Methods: Between January 2019 and December 2021, 1485 patients underwent anatomical segmentectomy at our institution. Of these, 1,342 patients underwent traditional anatomical segmentectomy, while 143 patients underwent the AIDVB procedure. Preoperative CT images were reconstructed to assess anatomical variations, and 3D-CTBA was utilized to identify the dominant pulmonary artery and intrasegmental veins. Clinical characteristics, surgical parameters, and postoperative inflammatory markers were collected and compared between the two groups.

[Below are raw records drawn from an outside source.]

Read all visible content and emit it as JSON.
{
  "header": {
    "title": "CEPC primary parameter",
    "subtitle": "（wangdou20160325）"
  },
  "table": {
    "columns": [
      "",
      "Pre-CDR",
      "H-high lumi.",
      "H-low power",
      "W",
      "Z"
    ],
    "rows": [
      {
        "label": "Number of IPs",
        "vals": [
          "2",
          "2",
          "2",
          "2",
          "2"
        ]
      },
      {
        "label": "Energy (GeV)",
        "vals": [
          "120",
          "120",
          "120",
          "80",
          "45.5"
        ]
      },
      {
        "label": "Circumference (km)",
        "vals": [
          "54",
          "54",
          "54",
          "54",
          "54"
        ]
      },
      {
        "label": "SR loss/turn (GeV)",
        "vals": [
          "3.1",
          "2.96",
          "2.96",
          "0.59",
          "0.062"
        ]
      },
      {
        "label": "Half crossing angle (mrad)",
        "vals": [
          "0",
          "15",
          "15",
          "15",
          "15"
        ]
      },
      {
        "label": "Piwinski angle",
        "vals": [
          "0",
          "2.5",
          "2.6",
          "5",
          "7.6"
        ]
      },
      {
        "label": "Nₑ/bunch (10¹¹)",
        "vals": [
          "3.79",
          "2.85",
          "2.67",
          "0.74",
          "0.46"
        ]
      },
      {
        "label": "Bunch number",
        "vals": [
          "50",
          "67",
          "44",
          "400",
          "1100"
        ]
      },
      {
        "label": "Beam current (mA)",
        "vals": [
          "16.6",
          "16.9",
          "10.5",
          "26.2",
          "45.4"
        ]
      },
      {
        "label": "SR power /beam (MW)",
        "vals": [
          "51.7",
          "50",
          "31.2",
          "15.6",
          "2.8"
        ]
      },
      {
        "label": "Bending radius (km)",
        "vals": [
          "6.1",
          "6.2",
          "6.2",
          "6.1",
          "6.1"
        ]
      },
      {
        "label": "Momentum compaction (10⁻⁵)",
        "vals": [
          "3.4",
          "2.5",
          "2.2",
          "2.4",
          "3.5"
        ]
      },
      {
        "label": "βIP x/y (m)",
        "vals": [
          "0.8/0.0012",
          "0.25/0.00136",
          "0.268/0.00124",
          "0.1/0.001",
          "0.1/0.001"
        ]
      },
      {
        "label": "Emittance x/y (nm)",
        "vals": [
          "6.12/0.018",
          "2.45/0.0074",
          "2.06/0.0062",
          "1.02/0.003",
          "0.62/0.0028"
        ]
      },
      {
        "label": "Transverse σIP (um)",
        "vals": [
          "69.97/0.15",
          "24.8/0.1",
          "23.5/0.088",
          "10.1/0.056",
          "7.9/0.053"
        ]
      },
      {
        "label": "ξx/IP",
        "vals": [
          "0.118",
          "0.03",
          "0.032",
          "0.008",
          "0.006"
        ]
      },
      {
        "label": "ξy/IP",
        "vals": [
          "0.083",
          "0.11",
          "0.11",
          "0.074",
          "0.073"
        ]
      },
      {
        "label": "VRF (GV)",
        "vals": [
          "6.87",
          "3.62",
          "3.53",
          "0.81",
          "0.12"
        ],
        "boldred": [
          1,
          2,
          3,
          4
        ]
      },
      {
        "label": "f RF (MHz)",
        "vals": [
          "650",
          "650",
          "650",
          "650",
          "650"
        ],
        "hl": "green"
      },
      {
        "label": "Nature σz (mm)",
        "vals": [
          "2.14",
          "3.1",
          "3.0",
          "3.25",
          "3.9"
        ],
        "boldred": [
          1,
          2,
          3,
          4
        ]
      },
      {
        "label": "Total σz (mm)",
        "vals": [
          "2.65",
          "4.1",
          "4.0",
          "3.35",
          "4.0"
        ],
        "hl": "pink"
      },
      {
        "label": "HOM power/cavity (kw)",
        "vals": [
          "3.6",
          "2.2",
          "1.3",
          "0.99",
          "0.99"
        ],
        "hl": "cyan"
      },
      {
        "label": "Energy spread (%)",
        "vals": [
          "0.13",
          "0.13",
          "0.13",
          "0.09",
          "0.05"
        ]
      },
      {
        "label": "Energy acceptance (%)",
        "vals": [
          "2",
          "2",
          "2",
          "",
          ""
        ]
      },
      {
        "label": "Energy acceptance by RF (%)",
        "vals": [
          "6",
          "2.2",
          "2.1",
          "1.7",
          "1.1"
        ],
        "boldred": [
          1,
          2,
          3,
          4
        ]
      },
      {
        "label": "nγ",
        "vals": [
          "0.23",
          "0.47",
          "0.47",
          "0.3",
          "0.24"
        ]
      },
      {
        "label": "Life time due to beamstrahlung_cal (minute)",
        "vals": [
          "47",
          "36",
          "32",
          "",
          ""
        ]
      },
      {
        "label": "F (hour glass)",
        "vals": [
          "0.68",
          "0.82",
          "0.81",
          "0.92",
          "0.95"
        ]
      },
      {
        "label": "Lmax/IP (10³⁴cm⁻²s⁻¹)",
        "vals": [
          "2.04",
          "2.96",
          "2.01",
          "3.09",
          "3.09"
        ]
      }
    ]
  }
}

Results: The study revealed a distinct hierarchical pattern in plane formation quality: intrasegmental venous plane < target segmental arterial plane < intrasegmental + intersegmental venous plane. The intersegmental planes formed after arterial dissection demonstrated high concordance with natural anatomical boundaries, confirming the importance of artery-priority approach in precise intersegmental plane identification. Compared to the traditional group, the AIDVB group showed significantly shorter operative times (87.38 ± 43.23 vs 101.09 ± 42.99 minutes, P = 0.001) and lower required inflation pressures (22.8 ± 6.2 vs 37.8 ± 7.9 cmH2O, P = 0.001). The reduced inflation pressure helped minimize alveolar injury, as evidenced by lower postoperative inflammatory markers in the AIDVB group: IL-6 (24.28 ± 16.32 vs 59.89 ± 61.96 pg/mL, P = 0.021) and SP-D (4647.21 ± 2020.05 vs 7103.66 ± 2814.72 pg/mL, P = 0.003). Additionally, the AIDVB group demonstrated shorter drainage duration (3 ± 0.93 vs 3.27 ± 1.45 days, P = 0.031) and hospital stay (4 ± 0.91 vs 4.25 ± 1.47 days, P = 0.003), indicating faster postoperative recovery.
Conclusion: The AIDVB procedure achieves more precise intersegmental plane identification through artery-priority approach, offering advantages of shorter operative time, lower inflation pressure, and faster postoperative recovery, while reducing specific inflammatory markers. Its systematic approach and minimal additional equipment requirements facilitate widespread clinical adoption.
Keywords: AIDVB procedure; anatomical segmentectomy; inflammatory markers; intersegmental plane; pulmonary artery.